Mais comment expliquer cette propension à attribuer des caractéristiques humaines aux chatbots ? Identifier pleinement un chatbot aux caractéristiques humaines dont on l’affuble est-il un phénomène général ou concerne-t-il des cas particuliers ? Quels sont les mécanismes à l’œuvre dans l’interaction entre des humains et des chatbots dont les technologies persuasives pourraient faire usage pour se montrer plus influentes ? Les humains sont-ils aussi influençables que les professionnels des technologies persuasives semblent l’affirmer ?
Pour répondre à ces questions, une étude quantitative par questionnaire est envisagée (n=1019). Elle vise à sonder l’imaginaire d’humains placés en position de concevoir ou de se remémorer une relation interactive dialoguée avec un chatbot qui soit, au choix, un.e ami.e confident.e, un.e partenaire amoureux.se, un.e coach.e de vie professionnelle ou un.e conseiller.ère clientèle.
Avant de présenter les résultats d’une telle étude, évoquons à la fois les quelques évènements majeurs de l’histoire des chatbots et certains des concepts psychanalytiques permettant de mieux appréhender la complexité de l’interaction entre un humain et une machine conversationnelle.
De l’illusion anthropomorphique à l’identification projective
Considéré comme le père de l’Intelligence Artificielle, Alan Turing (1950) est le premier à concevoir un simulateur de conversation humaine pour les besoins d’un test devenu célèbre. Celui-ci vise à leurrer une personne en lui demandant de converser simultanément par écrit et à l’aveugle avec deux interlocuteurs : l’un est humain, l’autre un ordinateur doté d’un logiciel permettant d’imiter la conversation humaine.
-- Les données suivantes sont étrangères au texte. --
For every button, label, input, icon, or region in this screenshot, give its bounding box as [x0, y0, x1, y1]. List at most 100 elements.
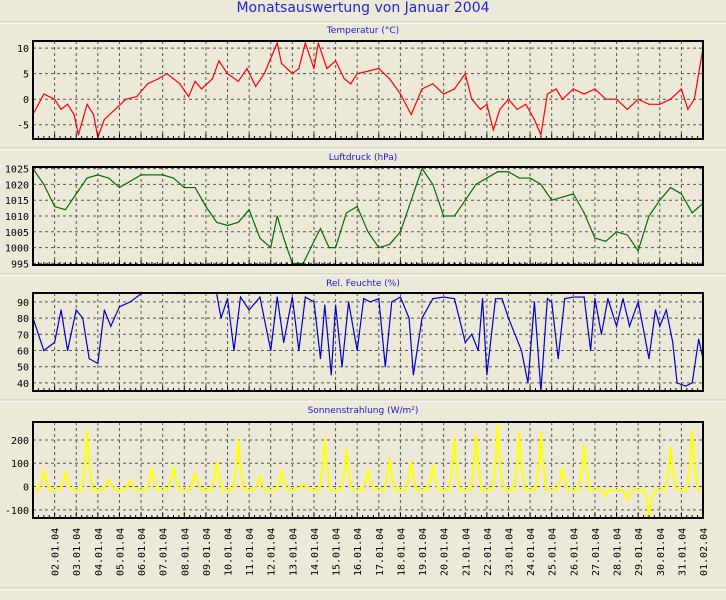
data-point — [75, 309, 77, 311]
data-point — [233, 349, 235, 352]
data-point — [304, 42, 306, 44]
data-point — [432, 298, 434, 300]
data-point — [319, 228, 322, 230]
data-point — [220, 317, 222, 319]
data-point — [129, 180, 131, 182]
data-point — [698, 73, 700, 75]
radiation-peak-point — [259, 475, 261, 477]
x-tick-label: 01.02.04 — [699, 528, 710, 576]
data-point — [514, 333, 516, 335]
x-tick-label: 03.01.04 — [72, 528, 83, 576]
data-point — [572, 296, 574, 298]
x-tick-label: 07.01.04 — [159, 528, 170, 576]
x-tick-label: 18.01.04 — [396, 528, 407, 576]
y-tick-label: 1015 — [5, 196, 29, 207]
data-point — [687, 108, 689, 110]
data-point — [516, 108, 518, 110]
data-point — [410, 113, 412, 116]
data-point — [54, 98, 56, 100]
data-point — [347, 301, 350, 303]
data-point — [691, 382, 693, 384]
data-point — [399, 93, 402, 95]
data-point — [615, 231, 618, 233]
data-point — [97, 362, 99, 365]
data-point — [66, 349, 69, 352]
x-tick-label: 16.01.04 — [353, 528, 364, 576]
radiation-peak-point — [86, 429, 88, 432]
data-point — [443, 215, 445, 217]
x-tick-label: 25.01.04 — [548, 528, 559, 576]
x-tick-label: 10.01.04 — [224, 528, 235, 576]
data-point — [317, 42, 319, 44]
data-point — [622, 298, 624, 300]
data-point — [248, 209, 250, 211]
data-point — [136, 96, 138, 98]
data-point — [263, 73, 265, 75]
data-point — [157, 78, 159, 80]
data-point — [75, 193, 77, 195]
data-point — [665, 309, 667, 311]
x-tick-label: 24.01.04 — [526, 528, 537, 576]
data-point — [110, 325, 112, 327]
data-point — [557, 358, 559, 360]
data-point — [486, 103, 488, 105]
radiation-peak-point — [107, 478, 110, 481]
data-point — [432, 183, 434, 185]
data-point — [551, 199, 553, 201]
data-point — [179, 83, 181, 85]
data-point — [572, 193, 574, 195]
data-point — [533, 301, 536, 303]
x-tick-label: 21.01.04 — [461, 528, 472, 576]
y-tick-label: 10 — [17, 44, 29, 55]
data-point — [291, 73, 293, 75]
radiation-peak-point — [518, 432, 521, 434]
data-point — [654, 309, 657, 311]
data-point — [274, 47, 276, 49]
y-tick-label: 40 — [17, 379, 29, 390]
y-tick-label: 100 — [11, 459, 29, 470]
data-point — [494, 298, 497, 300]
data-point — [43, 183, 45, 185]
data-point — [507, 171, 510, 173]
radiation-peak-point — [129, 479, 132, 482]
radiation-peak-point — [215, 461, 218, 463]
data-point — [507, 98, 510, 100]
y-tick-label: 1025 — [5, 165, 29, 176]
data-point — [82, 317, 84, 319]
data-point — [298, 67, 300, 70]
data-point — [389, 78, 391, 80]
data-point — [118, 186, 121, 189]
data-point — [239, 296, 242, 298]
data-point — [172, 177, 175, 179]
data-point — [691, 212, 693, 214]
data-point — [43, 93, 45, 95]
radiation-peak-point — [43, 469, 45, 472]
x-tick-label: 06.01.04 — [137, 528, 148, 576]
x-tick-label: 08.01.04 — [180, 528, 191, 576]
data-point — [501, 298, 503, 300]
data-point — [384, 366, 386, 368]
data-point — [237, 80, 239, 82]
data-point — [546, 298, 548, 300]
radiation-peak-point — [323, 436, 326, 439]
data-point — [605, 240, 607, 242]
radiation-peak-point — [626, 499, 629, 502]
data-point — [73, 113, 75, 116]
data-point — [477, 349, 479, 352]
data-point — [276, 296, 278, 298]
data-point — [615, 325, 618, 327]
data-point — [350, 83, 352, 85]
data-point — [479, 108, 481, 110]
data-point — [421, 317, 423, 319]
data-point — [499, 108, 501, 110]
data-point — [60, 309, 62, 311]
data-point — [529, 177, 531, 179]
data-point — [313, 301, 315, 303]
radiation-peak-point — [64, 470, 67, 473]
data-point — [334, 247, 337, 249]
radiation-peak-point — [280, 469, 283, 472]
data-point — [590, 349, 592, 352]
series-line — [33, 167, 703, 265]
data-point — [669, 98, 672, 100]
Si la personne ne parvient pas à distinguer l’humain du logiciel, celui-ci aura passé le test de Turing avec succès [1].
Cette technologie conversationnelle prend son essor dans les années 60 avec ELIZA, le premier chatbot de l’histoire [2], capable de simuler une conversation avec un psychothérapeute. Au cours des échanges, Joseph Weizenbaum, son créateur, constate que certaines personnes projettent l’existence d’un humain derrière les répliques qui défilent à l’écran et développent un attachement voire une dépendance affective à son égard : il le nomme “Effet ELIZA”.
Ce phénomène constitue un parfait exemple de résolution d’une dissonance cognitive. Celle-ci se définit comme une tension qu’éprouve un sujet lorsqu’il fait face à des événements discordants [3]. Face à ELIZA, les utilisateurs sont conscients d’avoir affaire à une machine dotée d’un programme informatique. Or celle-ci leur donne la réplique avec une crédibilité déconcertante comme seul un humain pourrait le faire. Cela suscite une dissonance cognitive dérangeante qui peut être évacuée en attribuant au chatbot une certaine humanité. Sur le plan psychologique, cette attribution libératrice constitue une projection anthropomorphique.
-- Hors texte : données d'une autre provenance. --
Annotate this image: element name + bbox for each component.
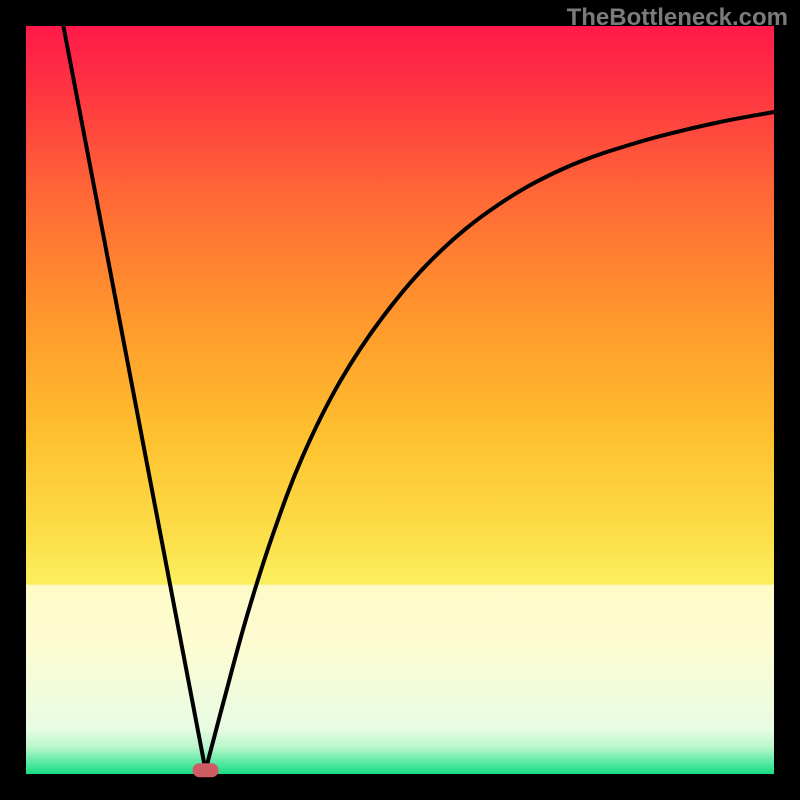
- chart-svg: [0, 0, 800, 800]
- optimal-point-marker: [193, 763, 219, 777]
- bottleneck-chart: TheBottleneck.com: [0, 0, 800, 800]
- watermark-text: TheBottleneck.com: [567, 4, 788, 32]
- gradient-background: [26, 26, 774, 774]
Dès lors, cette projection pourrait conduire l’humain à plusieurs illusions : celle d’avoir affaire à un confident exclusif, celle d’une conversation avec ce confident et celle d’une réciprocité empathique [4]. Ces illusions peuvent susciter une familiarité envers le chatbot voire un attachement à son égard [5] et finir par générer une identification projective [6], [7] au cours de laquelle le chatbot est pleinement identifié à ce qui est projeté en lui, “modifiant ainsi radicalement la perception que nous en avons” [8, p. 178]. Parfois au point d’oublier qu’il s’agit d’un programme informatique…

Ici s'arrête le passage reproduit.